B. The study also should consider whether changes in existing law or regulations are warranted with respect to: (i) the system for investigating and resolving complaints, including whether such system should include complaints by providers and other interested parties on matters which are not purely contractual in nature; (ii) addressing complaints regarding alleged violations of applicable laws or regulations and the manner in which such laws and regulations should be enforced in the Commonwealth; and (iii) whether there is a need in the Commonwealth for a mechanism to be created for the purpose of adjudicating controversies and resolving complaints in connection with alleged violations of applicable law or regulation.

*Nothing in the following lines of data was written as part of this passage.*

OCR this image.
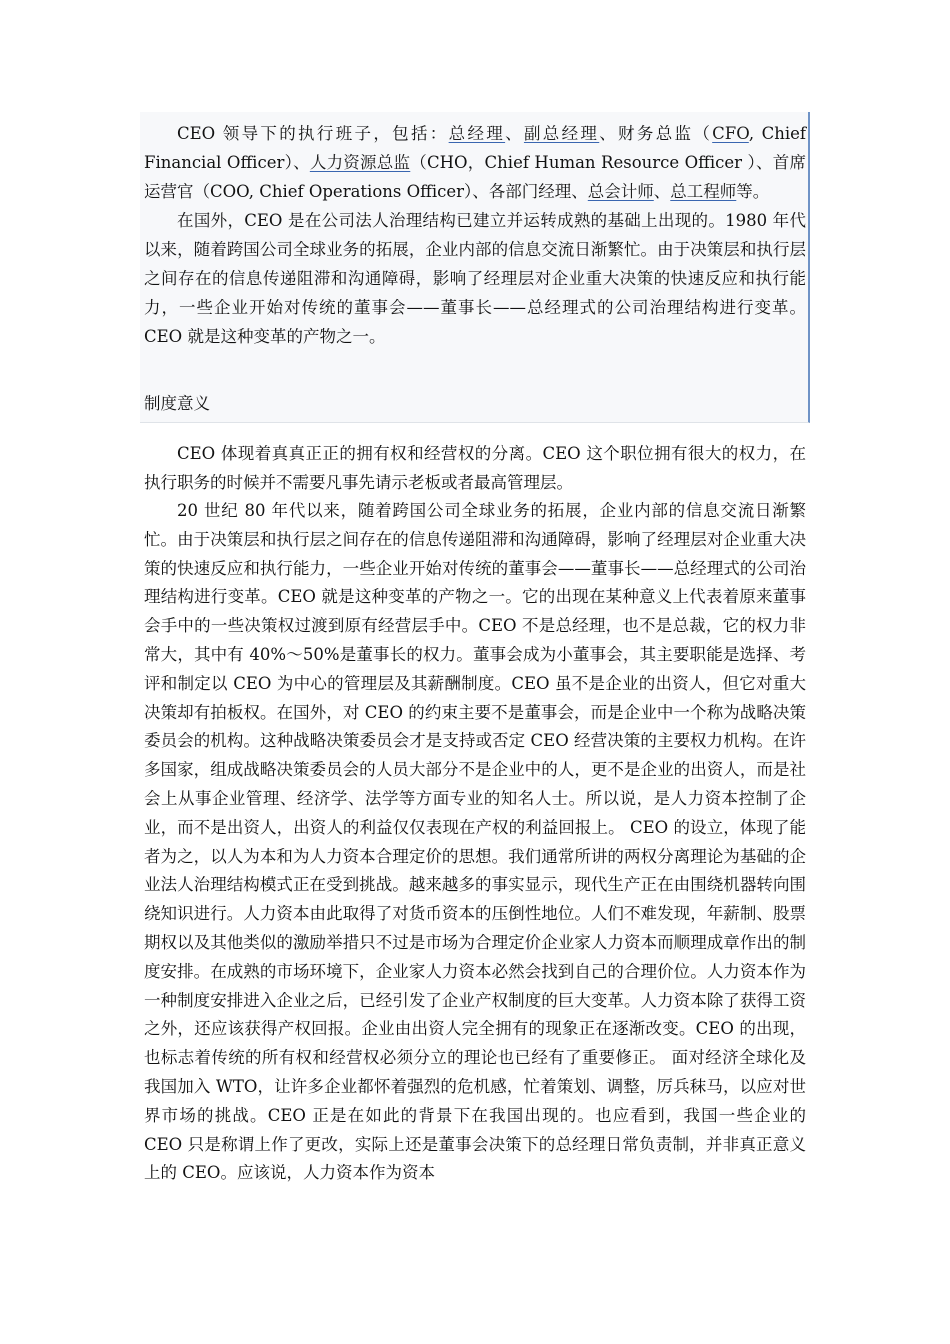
CEO 领导下的执行班子，包括：总经理、副总经理、财务总监（CFO, Chief Financial Officer）、人力资源总监（CHO，Chief Human Resource Officer ）、首席运营官（COO, Chief Operations Officer）、各部门经理、总会计师、总工程师等。

在国外，CEO 是在公司法人治理结构已建立并运转成熟的基础上出现的。1980 年代以来，随着跨国公司全球业务的拓展，企业内部的信息交流日渐繁忙。由于决策层和执行层之间存在的信息传递阻滞和沟通障碍，影响了经理层对企业重大决策的快速反应和执行能力，一些企业开始对传统的董事会——董事长——总经理式的公司治理结构进行变革。CEO 就是这种变革的产物之一。

制度意义

CEO 体现着真真正正的拥有权和经营权的分离。CEO 这个职位拥有很大的权力，在执行职务的时候并不需要凡事先请示老板或者最高管理层。

20 世纪 80 年代以来，随着跨国公司全球业务的拓展，企业内部的信息交流日渐繁忙。由于决策层和执行层之间存在的信息传递阻滞和沟通障碍，影响了经理层对企业重大决策的快速反应和执行能力，一些企业开始对传统的董事会——董事长——总经理式的公司治理结构进行变革。CEO 就是这种变革的产物之一。它的出现在某种意义上代表着原来董事会手中的一些决策权过渡到原有经营层手中。CEO 不是总经理，也不是总裁，它的权力非常大，其中有 40%～50%是董事长的权力。董事会成为小董事会，其主要职能是选择、考评和制定以 CEO 为中心的管理层及其薪酬制度。CEO 虽不是企业的出资人，但它对重大决策却有拍板权。在国外，对 CEO 的约束主要不是董事会，而是企业中一个称为战略决策委员会的机构。这种战略决策委员会才是支持或否定 CEO 经营决策的主要权力机构。在许多国家，组成战略决策委员会的人员大部分不是企业中的人，更不是企业的出资人，而是社会上从事企业管理、经济学、法学等方面专业的知名人士。所以说，是人力资本控制了企业，而不是出资人，出资人的利益仅仅表现在产权的利益回报上。 CEO 的设立，体现了能者为之，以人为本和为人力资本合理定价的思想。我们通常所讲的两权分离理论为基础的企业法人治理结构模式正在受到挑战。越来越多的事实显示，现代生产正在由围绕机器转向围绕知识进行。人力资本由此取得了对货币资本的压倒性地位。人们不难发现，年薪制、股票期权以及其他类似的激励举措只不过是市场为合理定价企业家人力资本而顺理成章作出的制度安排。在成熟的市场环境下，企业家人力资本必然会找到自己的合理价位。人力资本作为一种制度安排进入企业之后，已经引发了企业产权制度的巨大变革。人力资本除了获得工资之外，还应该获得产权回报。企业由出资人完全拥有的现象正在逐渐改变。CEO 的出现，也标志着传统的所有权和经营权必须分立的理论也已经有了重要修正。 面对经济全球化及我国加入 WTO，让许多企业都怀着强烈的危机感，忙着策划、调整，厉兵秣马，以应对世界市场的挑战。CEO 正是在如此的背景下在我国出现的。也应看到，我国一些企业的 CEO 只是称谓上作了更改，实际上还是董事会决策下的总经理日常负责制，并非真正意义上的 CEO。应该说，人力资本作为资本
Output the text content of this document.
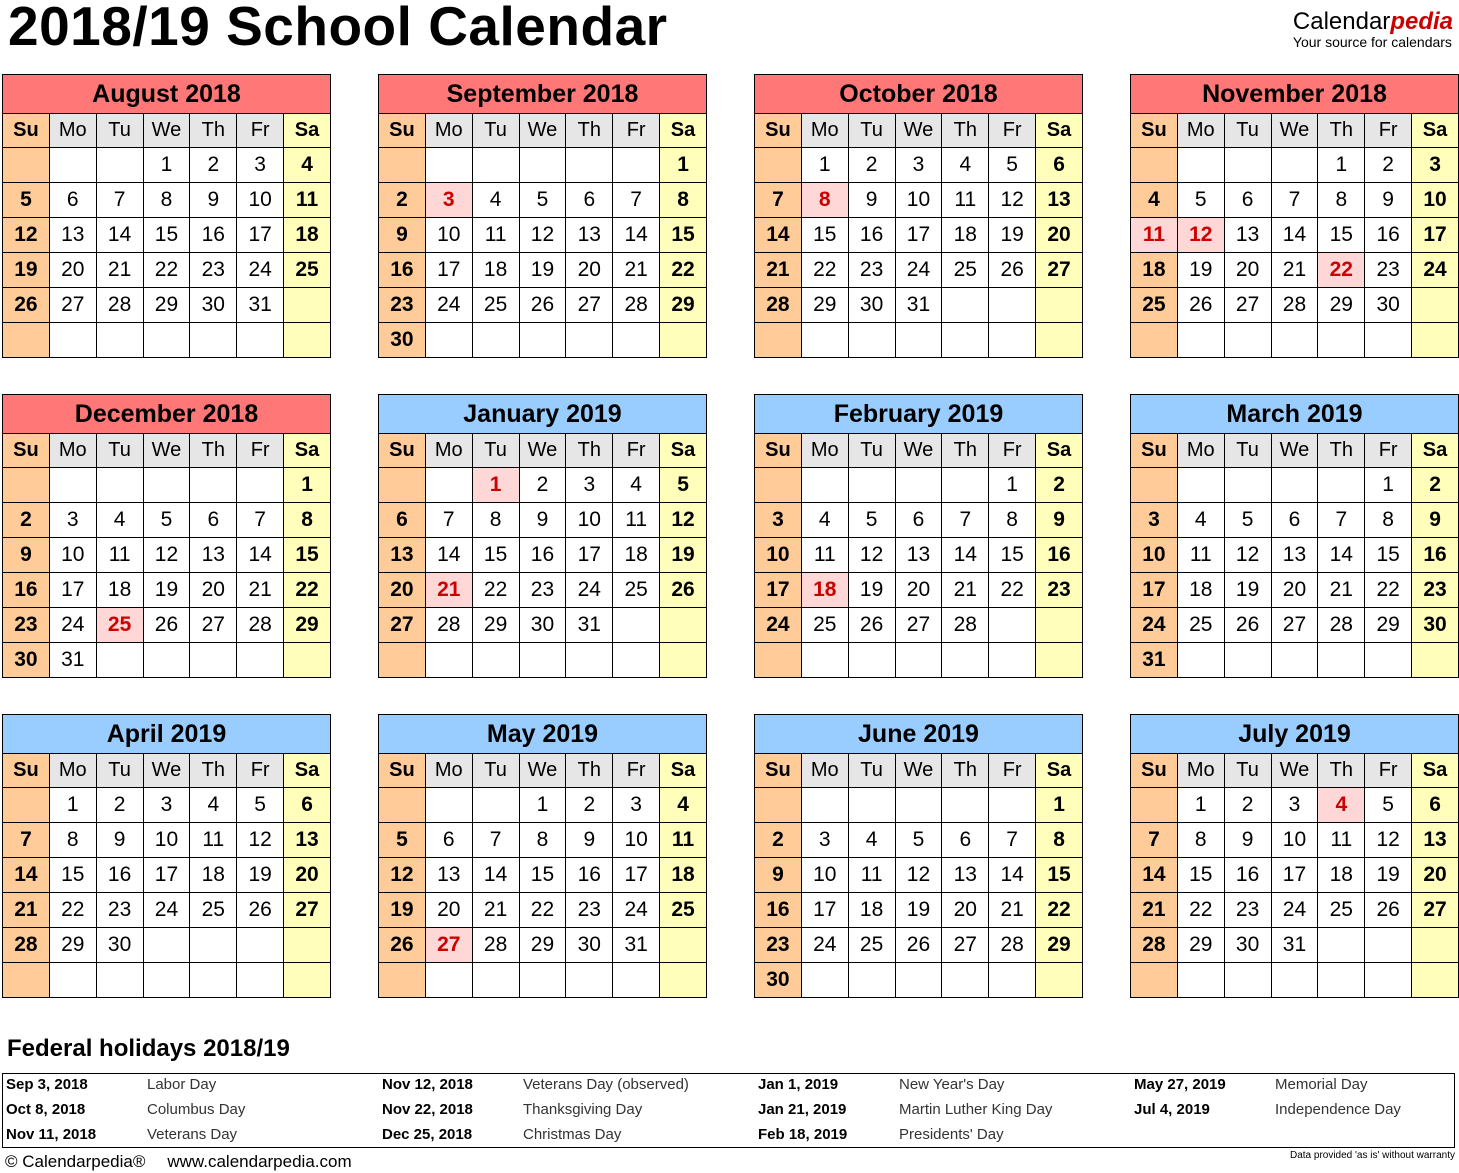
2018/19 School Calendar	Calendarpedia
Your source for calendars
August 2018						
Su	Mo	Tu	We	Th	Fr	Sa
			1	2	3	4
5	6	7	8	9	10	11
12	13	14	15	16	17	18
19	20	21	22	23	24	25
26	27	28	29	30	31	

September 2018						
Su	Mo	Tu	We	Th	Fr	Sa
						1
2	3	4	5	6	7	8
9	10	11	12	13	14	15
16	17	18	19	20	21	22
23	24	25	26	27	28	29
30						
October 2018						
Su	Mo	Tu	We	Th	Fr	Sa
	1	2	3	4	5	6
7	8	9	10	11	12	13
14	15	16	17	18	19	20
21	22	23	24	25	26	27
28	29	30	31			

November 2018						
Su	Mo	Tu	We	Th	Fr	Sa
				1	2	3
4	5	6	7	8	9	10
11	12	13	14	15	16	17
18	19	20	21	22	23	24
25	26	27	28	29	30	

December 2018						
Su	Mo	Tu	We	Th	Fr	Sa
						1
2	3	4	5	6	7	8
9	10	11	12	13	14	15
16	17	18	19	20	21	22
23	24	25	26	27	28	29
30	31					
January 2019						
Su	Mo	Tu	We	Th	Fr	Sa
		1	2	3	4	5
6	7	8	9	10	11	12
13	14	15	16	17	18	19
20	21	22	23	24	25	26
27	28	29	30	31		

February 2019						
Su	Mo	Tu	We	Th	Fr	Sa
					1	2
3	4	5	6	7	8	9
10	11	12	13	14	15	16
17	18	19	20	21	22	23
24	25	26	27	28		

March 2019						
Su	Mo	Tu	We	Th	Fr	Sa
					1	2
3	4	5	6	7	8	9
10	11	12	13	14	15	16
17	18	19	20	21	22	23
24	25	26	27	28	29	30
31						
April 2019						
Su	Mo	Tu	We	Th	Fr	Sa
	1	2	3	4	5	6
7	8	9	10	11	12	13
14	15	16	17	18	19	20
21	22	23	24	25	26	27
28	29	30				

May 2019						
Su	Mo	Tu	We	Th	Fr	Sa
			1	2	3	4
5	6	7	8	9	10	11
12	13	14	15	16	17	18
19	20	21	22	23	24	25
26	27	28	29	30	31	

June 2019						
Su	Mo	Tu	We	Th	Fr	Sa
						1
2	3	4	5	6	7	8
9	10	11	12	13	14	15
16	17	18	19	20	21	22
23	24	25	26	27	28	29
30						
July 2019						
Su	Mo	Tu	We	Th	Fr	Sa
	1	2	3	4	5	6
7	8	9	10	11	12	13
14	15	16	17	18	19	20
21	22	23	24	25	26	27
28	29	30	31			

Federal holidays 2018/19
Sep 3, 2018	Labor Day
Oct 8, 2018	Columbus Day
Nov 11, 2018	Veterans Day
Nov 12, 2018	Veterans Day (observed)
Nov 22, 2018	Thanksgiving Day
Dec 25, 2018	Christmas Day
Jan 1, 2019	New Year's Day
Jan 21, 2019	Martin Luther King Day
Feb 18, 2019	Presidents' Day
May 27, 2019	Memorial Day
Jul 4, 2019	Independence Day
© Calendarpedia® www.calendarpedia.com	Data provided 'as is' without warranty
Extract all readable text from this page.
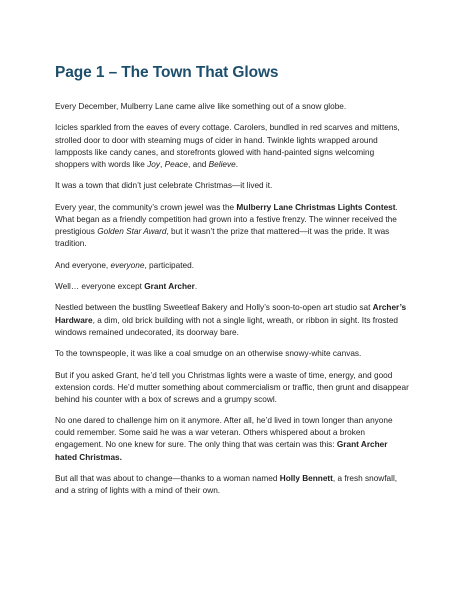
Page 1 – The Town That Glows

Every December, Mulberry Lane came alive like something out of a snow globe.

Icicles sparkled from the eaves of every cottage. Carolers, bundled in red scarves and mittens, strolled door to door with steaming mugs of cider in hand. Twinkle lights wrapped around lampposts like candy canes, and storefronts glowed with hand-painted signs welcoming shoppers with words like Joy, Peace, and Believe.

It was a town that didn’t just celebrate Christmas—it lived it.

Every year, the community’s crown jewel was the Mulberry Lane Christmas Lights Contest. What began as a friendly competition had grown into a festive frenzy. The winner received the prestigious Golden Star Award, but it wasn’t the prize that mattered—it was the pride. It was tradition.

And everyone, everyone, participated.

Well… everyone except Grant Archer.

Nestled between the bustling Sweetleaf Bakery and Holly’s soon-to-open art studio sat Archer’s Hardware, a dim, old brick building with not a single light, wreath, or ribbon in sight. Its frosted windows remained undecorated, its doorway bare.

To the townspeople, it was like a coal smudge on an otherwise snowy-white canvas.

But if you asked Grant, he’d tell you Christmas lights were a waste of time, energy, and good extension cords. He’d mutter something about commercialism or traffic, then grunt and disappear behind his counter with a box of screws and a grumpy scowl.

No one dared to challenge him on it anymore. After all, he’d lived in town longer than anyone could remember. Some said he was a war veteran. Others whispered about a broken engagement. No one knew for sure. The only thing that was certain was this: Grant Archer hated Christmas.

But all that was about to change—thanks to a woman named Holly Bennett, a fresh snowfall, and a string of lights with a mind of their own.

C. The State Health Commissioner also is requested to submit a report by October 1, 1997, to the Governor, the Joint Commission on Health Care and the General Assembly which, in addition to the matters to be reported on as set forth above, (i) recommends the appropriate role of the Commonwealth in monitoring and improving the quality of care in managed care plans which either require or create incentives for covered persons to use health care providers managed, owned, under contract with or employed by the health carrier; (ii) recommends the Commonwealth's role in providing consumer information on managed care issues; (iii) assesses the licensing functions for individual and institutional health care providers currently performed by the Department of Health Professions and the Department of Health, and determines, in light of current health care market conditions, whether any modification or consolidation of these functions would enhance the Commonwealth's efforts in overseeing the quality of managed care health plans; and (iv) evaluates whether there is a need to establish an external appeals or ombudsman process for resolving consumer complaints regarding managed care plans, and, if so, whether the Department of Health or another entity should administer the process. In formulating his recommendations, the State Health Commissioner is requested to optimize the contributions of other public and private entities such as Virginia Health Information, Inc.'s, role in consumer education, as well as identify other public and private partners able to support these functions.

3. That, in concert with the State Health Commissioner's examination of the quality of health care services provided by health maintenance organizations, the Department of Health be requested to receive and respond to complaints from managed care plan enrollees regarding quality of care issues which are forwarded to the Department by the Bureau of Insurance's consumer complaint review program.